I am a fan of her Nourishing Conditioner for Dry/Damaged Hair
(£7.95, louisegalvin.com) which helped restore the over-processed hair which I had when I first went to the Daniel Galvin salon, owned by Louise’s father and where she is based.






After telling her how thrilled I was with it, we got on to the subject of why is it so hard to find a colourist who can do brunettes. (Covering greys will be dealt with in another post.) 

Here is what she told me.

Why is it so difficult to colour brunettes? So many colourists can do blondes, but when it comes to brunettes they seem to get it so wrong.

“Most problems start when hair starts to go grey, colourists often are too heavy-handed with colour. Colour can be too dark or too warm (too much red tone). When going grey it is not only the hair pigment that changes.
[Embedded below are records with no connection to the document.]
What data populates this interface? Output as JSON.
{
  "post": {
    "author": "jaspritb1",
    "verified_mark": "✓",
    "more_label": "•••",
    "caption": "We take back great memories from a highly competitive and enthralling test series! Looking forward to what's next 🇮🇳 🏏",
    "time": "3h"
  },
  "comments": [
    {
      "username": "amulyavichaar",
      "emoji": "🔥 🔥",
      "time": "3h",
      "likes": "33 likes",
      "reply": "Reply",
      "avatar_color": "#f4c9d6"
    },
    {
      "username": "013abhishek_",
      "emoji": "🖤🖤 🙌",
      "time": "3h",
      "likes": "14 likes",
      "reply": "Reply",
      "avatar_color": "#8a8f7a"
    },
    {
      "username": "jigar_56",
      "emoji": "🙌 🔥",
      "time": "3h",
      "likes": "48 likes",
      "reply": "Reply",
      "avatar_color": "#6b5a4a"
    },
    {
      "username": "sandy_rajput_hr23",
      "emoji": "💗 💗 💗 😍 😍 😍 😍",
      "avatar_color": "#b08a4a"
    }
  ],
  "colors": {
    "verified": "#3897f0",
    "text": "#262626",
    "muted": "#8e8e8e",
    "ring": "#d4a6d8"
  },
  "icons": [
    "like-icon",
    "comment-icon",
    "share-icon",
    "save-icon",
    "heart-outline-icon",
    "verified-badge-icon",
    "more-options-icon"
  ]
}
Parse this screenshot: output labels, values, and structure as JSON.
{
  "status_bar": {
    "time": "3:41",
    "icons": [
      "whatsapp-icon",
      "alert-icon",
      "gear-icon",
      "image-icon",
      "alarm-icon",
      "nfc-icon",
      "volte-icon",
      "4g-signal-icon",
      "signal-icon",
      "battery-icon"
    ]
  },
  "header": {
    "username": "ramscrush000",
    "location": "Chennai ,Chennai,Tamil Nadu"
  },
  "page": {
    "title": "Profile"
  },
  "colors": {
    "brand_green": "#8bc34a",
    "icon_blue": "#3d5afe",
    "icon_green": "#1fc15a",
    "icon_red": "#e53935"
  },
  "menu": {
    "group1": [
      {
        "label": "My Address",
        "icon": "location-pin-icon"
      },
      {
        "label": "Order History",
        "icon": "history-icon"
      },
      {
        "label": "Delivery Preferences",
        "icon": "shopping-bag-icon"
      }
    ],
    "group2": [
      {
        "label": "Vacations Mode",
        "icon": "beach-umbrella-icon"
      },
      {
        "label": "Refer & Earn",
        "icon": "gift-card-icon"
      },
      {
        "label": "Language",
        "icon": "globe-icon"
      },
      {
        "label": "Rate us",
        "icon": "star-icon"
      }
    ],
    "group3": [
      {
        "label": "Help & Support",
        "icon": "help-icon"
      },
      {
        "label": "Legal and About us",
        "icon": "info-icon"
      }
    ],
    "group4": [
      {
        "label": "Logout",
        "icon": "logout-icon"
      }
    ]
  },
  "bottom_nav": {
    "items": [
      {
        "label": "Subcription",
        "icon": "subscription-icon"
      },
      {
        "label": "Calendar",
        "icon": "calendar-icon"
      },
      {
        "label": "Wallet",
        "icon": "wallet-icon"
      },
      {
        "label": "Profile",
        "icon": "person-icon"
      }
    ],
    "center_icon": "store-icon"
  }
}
Skin tone and eye tone are lightened in the ageing process and areas of high colour on cheeks and foreheads can appear. 

“Brunette hair naturally has a lot of red pigmentation, your colourist will need to neutralise these tones as most brunettes do not want to be too red.  

“The most common problem is that many colourists will try to take you back to your natural colour. However with ageing the hue needs to be softer and more flattering. Poorly dyed hair will drain colour from the eyes and skin. My father, Daniel Galvin, has a wonderful quote:  ‘The first thing you notice about good hair colour is the colour of your eyes, the first thing you notice about bad hair colour is the colour of your hair ‘!”

How do you achieve a good colour?
 
“I like to see colour and movement in hair. This is achieved by having multi-tonal lights through the hair with slightly lighter shades around the hairline to lift and brighten the face. It is essential to keep hair in top condition to ensure hair looks youthful and glossy.”

What questions should you ask your colourist to ensure you get perfect results?

“Be firm in telling them you DON’T want colour to look dark and heavy. All too often colourists take the colour throughout the hair when only the roots need to be done. The colour can be massaged through the whole head of hair just for the last five minutes of the process to intensify and refresh it. This will avoid heavy colour build up on the ends of hair.

"Make them aware that you have red tones [naturally in your hair] and do not want to intensify the pigment. What you want is to neutralise the red to give a true brunette. To look natural, they will need to match your colour to your skin tone to achieve the most flattering shade."